Purple Team dancers |
I hadn’t really heard of much happening on the night of Independence Day, which fell the following Saturday, until Joel and Stone asked if I was walking up into town with them. After cooking up some soup and dumplings for them and getting gently told off by Joel for not dressing flashily enough for the occasion (even though he’d borrowed one of my T-shirts!), we wandered town-wards and I quickly caught on that this was a pretty big deal – Old Harbour was heaving. The centre of the action was the ‘Boardwalk’, a stage set up in a space off the main town square where dance competitions were held for kids and teenagers until about . As well as some excellent organized dance groups, this was an opportunity for all the kids in the town to get up and show off their moves – the latest craze being the ‘cowfoot’, which involves putting each foot forward in turn while making undulating movements with your body. Alternative entertainment, for Joel and Stone anyway, came in the form of one particular girl who took something of a liking to me and wouldn’t leave me alone for love or money, earning me the unwanted nickname of ‘Sugar’ from my sniggering companions. I’m getting to be pretty good at turning down advances from women.
The other news from the last couple of weeks is that I’ve changed my mind and decided to stay in Old Harbour rather than return to Mandeville and the deaf school. The turnaround came after a conversation I had with the deputy principal at Marlie Mount Primary School at the end of summer school – she explained summer school was never the best time to host volunteers because the days were short and number of kids attending small compared to school proper, meaning there is not much need for an extra pair of hands.
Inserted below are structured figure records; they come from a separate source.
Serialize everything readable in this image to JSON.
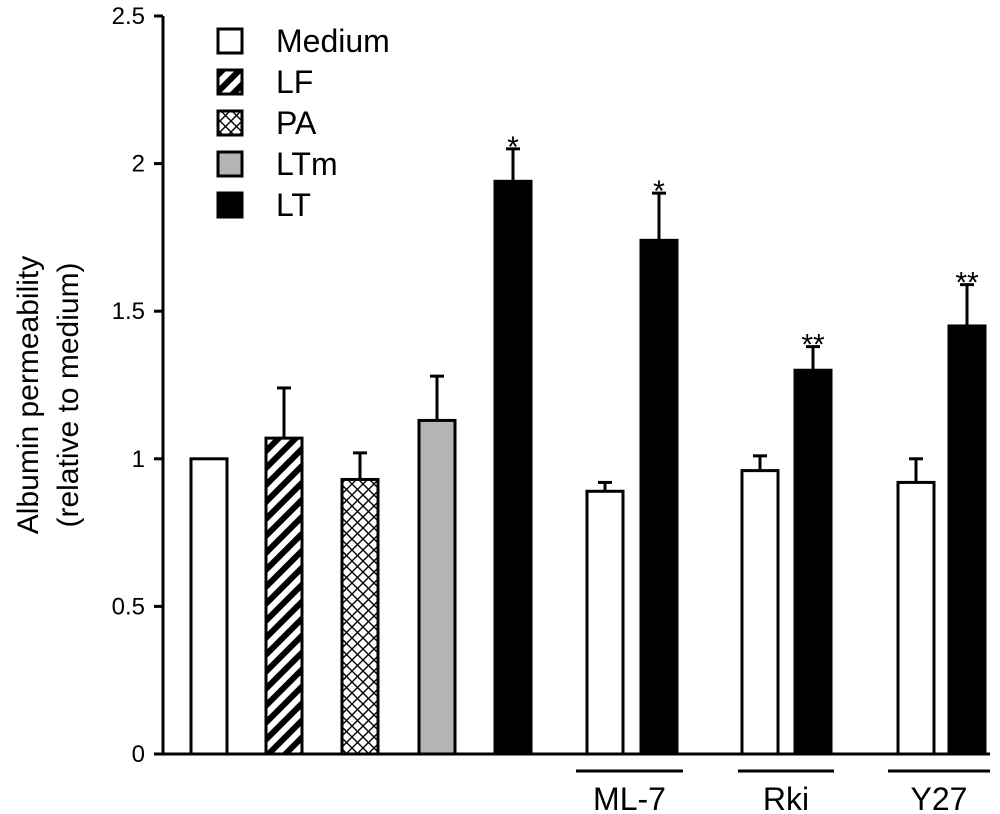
{
  "chart_data": {
    "type": "bar",
    "ylabel_line1": "Albumin permeability",
    "ylabel_line2": "(relative to medium)",
    "ylim": [
      0,
      2.5
    ],
    "yticks": [
      "0",
      "0.5",
      "1",
      "1.5",
      "2",
      "2.5"
    ],
    "legend": [
      {
        "label": "Medium",
        "fill": "white"
      },
      {
        "label": "LF",
        "fill": "diag"
      },
      {
        "label": "PA",
        "fill": "cross"
      },
      {
        "label": "LTm",
        "fill": "gray"
      },
      {
        "label": "LT",
        "fill": "black"
      }
    ],
    "bars": [
      {
        "series": "Medium",
        "value": 1.0,
        "error": 0,
        "mark": ""
      },
      {
        "series": "LF",
        "value": 1.07,
        "error": 0.17,
        "mark": ""
      },
      {
        "series": "PA",
        "value": 0.93,
        "error": 0.09,
        "mark": ""
      },
      {
        "series": "LTm",
        "value": 1.13,
        "error": 0.15,
        "mark": ""
      },
      {
        "series": "LT",
        "value": 1.94,
        "error": 0.11,
        "mark": "*"
      },
      {
        "series": "Medium",
        "value": 0.89,
        "error": 0.03,
        "mark": "",
        "group": "ML-7"
      },
      {
        "series": "LT",
        "value": 1.74,
        "error": 0.16,
        "mark": "*",
        "group": "ML-7"
      },
      {
        "series": "Medium",
        "value": 0.96,
        "error": 0.05,
        "mark": "",
        "group": "Rki"
      },
      {
        "series": "LT",
        "value": 1.3,
        "error": 0.08,
        "mark": "**",
        "group": "Rki"
      },
      {
        "series": "Medium",
        "value": 0.92,
        "error": 0.08,
        "mark": "",
        "group": "Y27"
      },
      {
        "series": "LT",
        "value": 1.45,
        "error": 0.14,
        "mark": "**",
        "group": "Y27"
      }
    ],
    "groups": [
      "ML-7",
      "Rki",
      "Y27"
    ],
    "colors": {
      "gray": "#b4b4b4",
      "black": "#000000",
      "white": "#ffffff"
    }
  }
}
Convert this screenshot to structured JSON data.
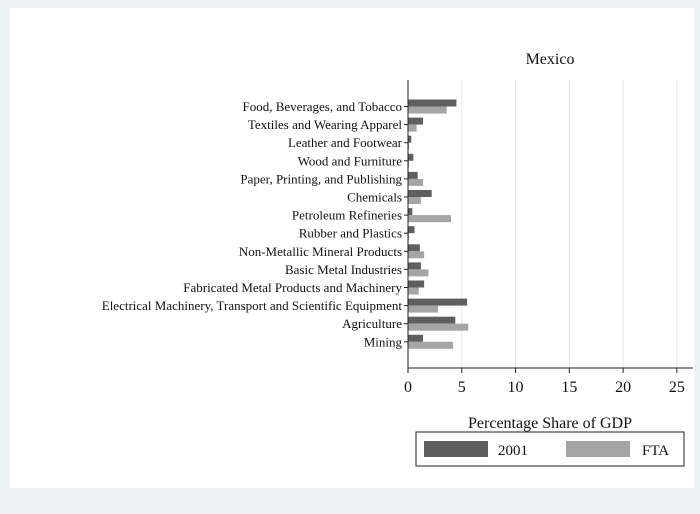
{
  "chart_data": {
    "type": "bar",
    "orientation": "horizontal",
    "title": "Mexico",
    "xlabel": "Percentage Share of GDP",
    "ylabel": "",
    "xlim": [
      0,
      26.5
    ],
    "xticks": [
      0,
      5,
      10,
      15,
      20,
      25
    ],
    "xtick_labels": [
      "0",
      "5",
      "10",
      "15",
      "20",
      "25"
    ],
    "grid": "vertical",
    "legend_position": "bottom-right",
    "categories": [
      "Food, Beverages, and Tobacco",
      "Textiles and Wearing Apparel",
      "Leather and Footwear",
      "Wood and Furniture",
      "Paper, Printing, and Publishing",
      "Chemicals",
      "Petroleum Refineries",
      "Rubber and Plastics",
      "Non-Metallic Mineral Products",
      "Basic Metal Industries",
      "Fabricated Metal Products and Machinery",
      "Electrical Machinery, Transport and Scientific Equipment",
      "Agriculture",
      "Mining"
    ],
    "series": [
      {
        "name": "2001",
        "color": "#5f5f5f",
        "values": [
          4.5,
          1.4,
          0.3,
          0.5,
          0.9,
          2.2,
          0.4,
          0.6,
          1.1,
          1.2,
          1.5,
          5.5,
          4.4,
          1.4
        ]
      },
      {
        "name": "FTA",
        "color": "#a5a5a5",
        "values": [
          3.6,
          0.8,
          0.1,
          0.1,
          1.4,
          1.2,
          4.0,
          0.1,
          1.5,
          1.9,
          1.0,
          2.8,
          5.6,
          4.2
        ]
      }
    ]
  }
}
She told me that if I wanted to come back in September, I’d get a completely different experience – with two sets of six grades all needing PE at least once a week, plus football, cricket, basketball, netball and track and field teams to coach, there was a real need of help for the lone PE teacher, and there would also be opportunities for me to help with reading tuition. With reassurances that there was plenty for me to do at the school and that my help would be appreciated, it was an easy decision to make – my concern about spending an extra three months at the deaf school was that I would start to feel isolated and bored out of school hours. In Old Harbour , I’m starting to feel like I’m not just passing through visiting – I have made friends here, I have fun here, I get calls of ‘sir!’ when kids from school pass me in the street, people whose name I don’t know now say hi when they pass me in the street. I’m starting to feel like this is home.